Friday, July 15, 2005

Bye Bye Bear

For its fans, Golf is a singular sport, and Jack Nicklaus is a singular golfer. I was never all that interested in golf--or indeed any sport--when I was growing up, but recently I began to follow the game rather closely. It all began in January of 1998 when I was stuck at home during a blizzard. The snow was so bad that even Ohio University closed down--something that happens only very rarely. I happened to have the TV on, and as I surfed I suddenly found myself watching something that I didn't even know existed: The Golf Channel. It was a Tuesday morning in Januray, so of course there wasn't much happening in the world of golf--not that I would have known about it if it had been. What wason was an old, black-and-white repeat of an episode of Shell's Wonderful World of Golf from sometime in the early- to mid-1960s, featuring Jack Nicklaus and Gary Player in a stroke-play match.

My father had been an avid golfer all of his life. He sometimes voiced some regret that he hadn't played professionally. Instead he was an engineer in charge of truck tire design at Goodyear, in Akron, Ohio. Because of his position he got to play a lot of golf with big-wigs, and he enjoyed showing them how the game ought to be played. I myself never got to play golf with my father, because he died, just three weeks after his 48th birthday, when I was just 7 years old.

As I watched the rerun of Jack and Gary I remembered watching grainy black-and-white TV tournaments with my dad--he sitting in his chair, I crawling around on his lap--and I suddenly felt cheated. Cheated out of a life-that-could-have-been with my father. Instead of getting all maudlin and sentimental about it, though, I decided upon a much more rational course of action: I took up golf. At the age of 40.

I started watching golf on TV regularly--in color this time, following Tiger instead of the Bear as my father had done. I started going to the driving range with an old half-set of clubs that I got at a garage sale for $20. Before the summer was over, I had played half a dozen rounds at the OU golf course (a 9-hole par three, at the time; since then it has been upgraded considerably).

Since I was interested in Tiger, and Tiger is interested in Jack, I learned a lot about Jack, too, and watching the tapes of his very early career, when they were on, always reminded me of my father. I began to love the game of golf--perhaps in a way not unlike the way my dad loved it. But my dad was a scratch golfer, while I totally suck.

On the other hand, I'm having a great time. Golf is a lot of fun to play, even when it is frustrating--which for me it usually is--and as I walk the fairways (or, well, in the tall grass or bushes that run alongside of them) I often think of my dad. It's fair to say that we never really knew each other, but I can't help but feel that, when I'm having a good time playing golf, I'm knowing him just a little bit.

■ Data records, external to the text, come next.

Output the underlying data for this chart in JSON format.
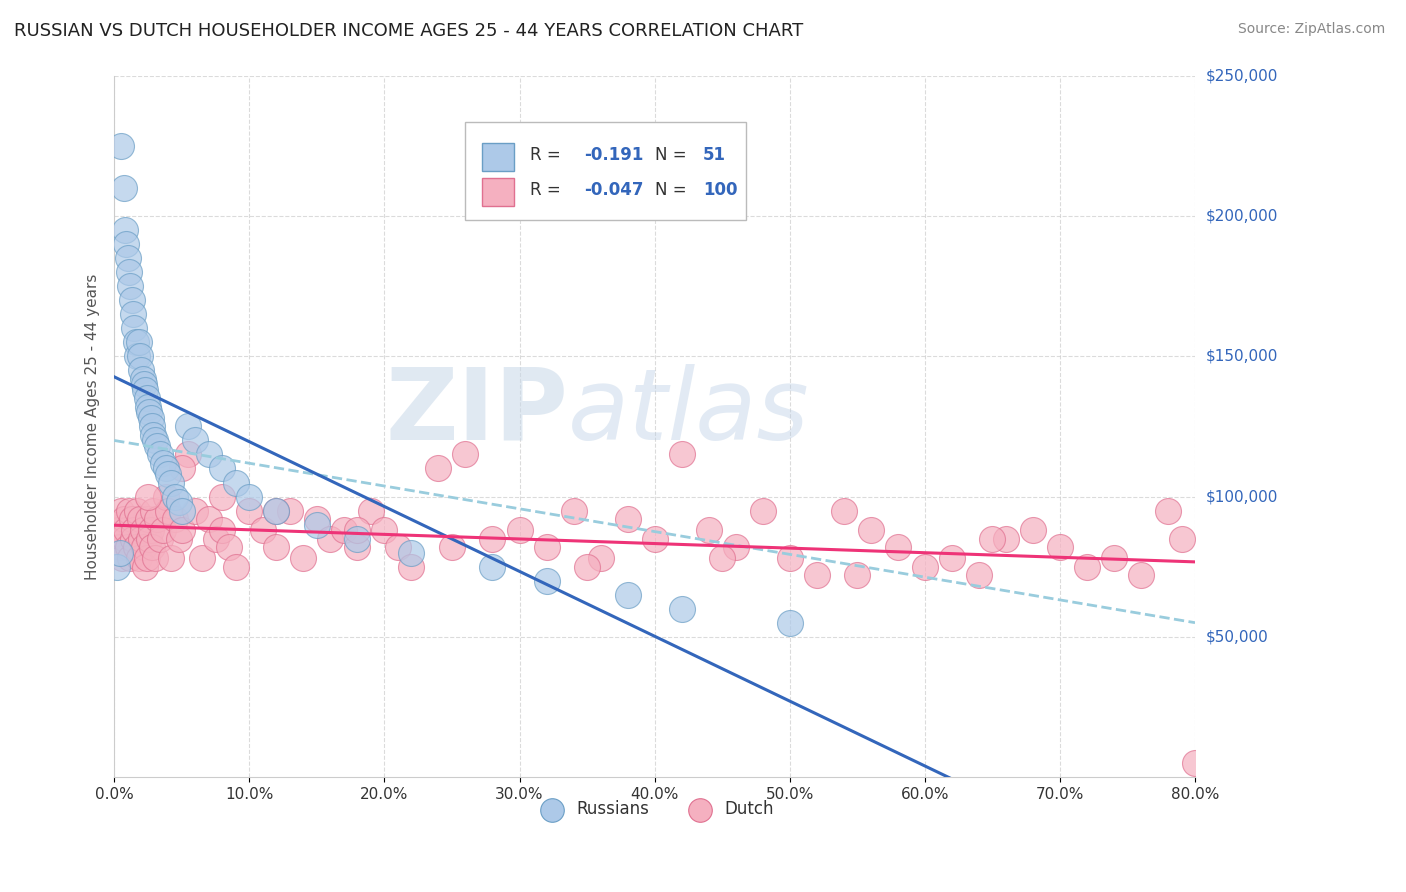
{
  "title": "RUSSIAN VS DUTCH HOUSEHOLDER INCOME AGES 25 - 44 YEARS CORRELATION CHART",
  "source": "Source: ZipAtlas.com",
  "ylabel": "Householder Income Ages 25 - 44 years",
  "xmin": 0.0,
  "xmax": 0.8,
  "ymin": 0,
  "ymax": 250000,
  "yticks": [
    50000,
    100000,
    150000,
    200000,
    250000
  ],
  "ytick_labels": [
    "$50,000",
    "$100,000",
    "$150,000",
    "$200,000",
    "$250,000"
  ],
  "xticks": [
    0.0,
    0.1,
    0.2,
    0.3,
    0.4,
    0.5,
    0.6,
    0.7,
    0.8
  ],
  "xtick_labels": [
    "0.0%",
    "10.0%",
    "20.0%",
    "30.0%",
    "40.0%",
    "50.0%",
    "60.0%",
    "70.0%",
    "80.0%"
  ],
  "russian_color": "#adc9e8",
  "dutch_color": "#f5b0c0",
  "russian_edge": "#6a9ec5",
  "dutch_edge": "#e07090",
  "regression_russian_color": "#3366bb",
  "regression_dutch_solid_color": "#ee3377",
  "regression_dutch_dashed_color": "#99ccdd",
  "watermark_zip": "ZIP",
  "watermark_atlas": "atlas",
  "legend_r_russian": "-0.191",
  "legend_n_russian": "51",
  "legend_r_dutch": "-0.047",
  "legend_n_dutch": "100",
  "background_color": "#ffffff",
  "grid_color": "#cccccc",
  "label_color": "#3366bb",
  "russians_x": [
    0.002,
    0.004,
    0.005,
    0.007,
    0.008,
    0.009,
    0.01,
    0.011,
    0.012,
    0.013,
    0.014,
    0.015,
    0.016,
    0.017,
    0.018,
    0.019,
    0.02,
    0.021,
    0.022,
    0.023,
    0.024,
    0.025,
    0.026,
    0.027,
    0.028,
    0.029,
    0.03,
    0.032,
    0.034,
    0.036,
    0.038,
    0.04,
    0.042,
    0.045,
    0.048,
    0.05,
    0.055,
    0.06,
    0.07,
    0.08,
    0.09,
    0.1,
    0.12,
    0.15,
    0.18,
    0.22,
    0.28,
    0.32,
    0.38,
    0.42,
    0.5
  ],
  "russians_y": [
    75000,
    80000,
    225000,
    210000,
    195000,
    190000,
    185000,
    180000,
    175000,
    170000,
    165000,
    160000,
    155000,
    150000,
    155000,
    150000,
    145000,
    142000,
    140000,
    138000,
    135000,
    132000,
    130000,
    128000,
    125000,
    122000,
    120000,
    118000,
    115000,
    112000,
    110000,
    108000,
    105000,
    100000,
    98000,
    95000,
    125000,
    120000,
    115000,
    110000,
    105000,
    100000,
    95000,
    90000,
    85000,
    80000,
    75000,
    70000,
    65000,
    60000,
    55000
  ],
  "dutch_x": [
    0.001,
    0.002,
    0.003,
    0.004,
    0.005,
    0.006,
    0.007,
    0.008,
    0.009,
    0.01,
    0.011,
    0.012,
    0.013,
    0.014,
    0.015,
    0.016,
    0.017,
    0.018,
    0.019,
    0.02,
    0.021,
    0.022,
    0.023,
    0.024,
    0.025,
    0.026,
    0.027,
    0.028,
    0.029,
    0.03,
    0.032,
    0.034,
    0.036,
    0.038,
    0.04,
    0.042,
    0.045,
    0.048,
    0.05,
    0.055,
    0.06,
    0.065,
    0.07,
    0.075,
    0.08,
    0.085,
    0.09,
    0.1,
    0.11,
    0.12,
    0.13,
    0.14,
    0.15,
    0.16,
    0.17,
    0.18,
    0.19,
    0.2,
    0.21,
    0.22,
    0.24,
    0.26,
    0.28,
    0.3,
    0.32,
    0.34,
    0.36,
    0.38,
    0.4,
    0.42,
    0.44,
    0.46,
    0.48,
    0.5,
    0.52,
    0.54,
    0.56,
    0.58,
    0.6,
    0.62,
    0.64,
    0.66,
    0.68,
    0.7,
    0.72,
    0.74,
    0.76,
    0.78,
    0.79,
    0.8,
    0.025,
    0.05,
    0.08,
    0.12,
    0.18,
    0.25,
    0.35,
    0.45,
    0.55,
    0.65
  ],
  "dutch_y": [
    90000,
    85000,
    88000,
    82000,
    95000,
    78000,
    92000,
    85000,
    88000,
    82000,
    95000,
    78000,
    92000,
    85000,
    88000,
    82000,
    95000,
    78000,
    92000,
    85000,
    88000,
    82000,
    75000,
    78000,
    92000,
    85000,
    88000,
    82000,
    95000,
    78000,
    92000,
    85000,
    88000,
    100000,
    95000,
    78000,
    92000,
    85000,
    88000,
    115000,
    95000,
    78000,
    92000,
    85000,
    88000,
    82000,
    75000,
    95000,
    88000,
    82000,
    95000,
    78000,
    92000,
    85000,
    88000,
    82000,
    95000,
    88000,
    82000,
    75000,
    110000,
    115000,
    85000,
    88000,
    82000,
    95000,
    78000,
    92000,
    85000,
    115000,
    88000,
    82000,
    95000,
    78000,
    72000,
    95000,
    88000,
    82000,
    75000,
    78000,
    72000,
    85000,
    88000,
    82000,
    75000,
    78000,
    72000,
    95000,
    85000,
    5000,
    100000,
    110000,
    100000,
    95000,
    88000,
    82000,
    75000,
    78000,
    72000,
    85000
  ]
}
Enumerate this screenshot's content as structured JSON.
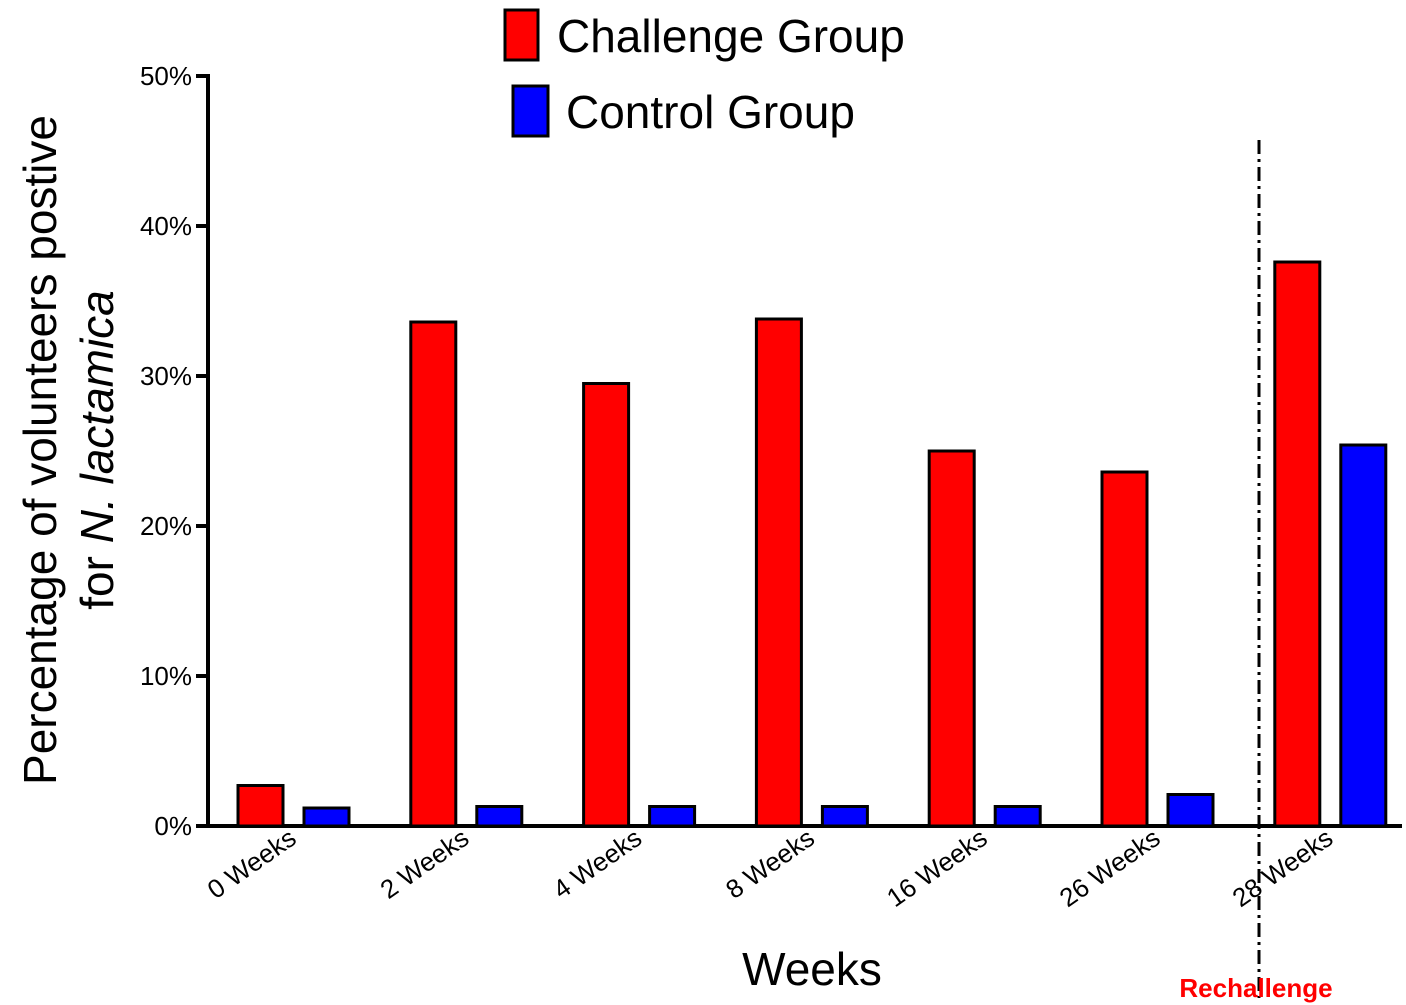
{
  "chart_data": {
    "type": "bar",
    "categories": [
      "0 Weeks",
      "2 Weeks",
      "4 Weeks",
      "8 Weeks",
      "16 Weeks",
      "26 Weeks",
      "28 Weeks"
    ],
    "series": [
      {
        "name": "Challenge Group",
        "color": "#ff0000",
        "values": [
          2.7,
          33.6,
          29.5,
          33.8,
          25.0,
          23.6,
          37.6
        ]
      },
      {
        "name": "Control Group",
        "color": "#0000ff",
        "values": [
          1.2,
          1.3,
          1.3,
          1.3,
          1.3,
          2.1,
          25.4
        ]
      }
    ],
    "xlabel": "Weeks",
    "ylabel_line1": "Percentage of volunteers postive",
    "ylabel_line2_prefix": "for ",
    "ylabel_line2_italic": "N. lactamica",
    "ylim": [
      0,
      50
    ],
    "yticks": [
      "0%",
      "10%",
      "20%",
      "30%",
      "40%",
      "50%"
    ],
    "annotation": {
      "text": "Rechallenge",
      "color": "#ff0000",
      "between_categories": [
        "26 Weeks",
        "28 Weeks"
      ]
    },
    "legend_position": "top-center",
    "grid": false
  }
}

I spent this morning watching Jack Nicklaus play his last-ever round of golf at the British Open. It was a stirring performance--he only just barely missed the cut--and while I can't say as how I approve of sentimentality, I'm kind of a sentimentalist deep down, and I won't say that I wasn't a little misty eyed as he walked up the fairway on the 18th, to thunderous applause from galleries that were bursting at the seams, and paused on the bridge for photos with Luke Donald, Tom Watson, and the caddies.

Where did that mist come from? Jack will play again. So will I. But I'll never get to play with my dad, and perhaps that's all it is: regret over what could have been. But I also think that, through golf, I have access to at least a small part of that life. And insofar as I love my own family the way my dad loved his, I carry that part forward. My son has only a mild interest in golf, but he is already 11 and I am already 47--it looks like we'll have a much better chance, than my dad and I had, of living a whole life together.

When Michael watches Tiger Woods play his final round at a British Open, I'll be sitting right there next to him.

Hopefully in the Gallery at the 18th.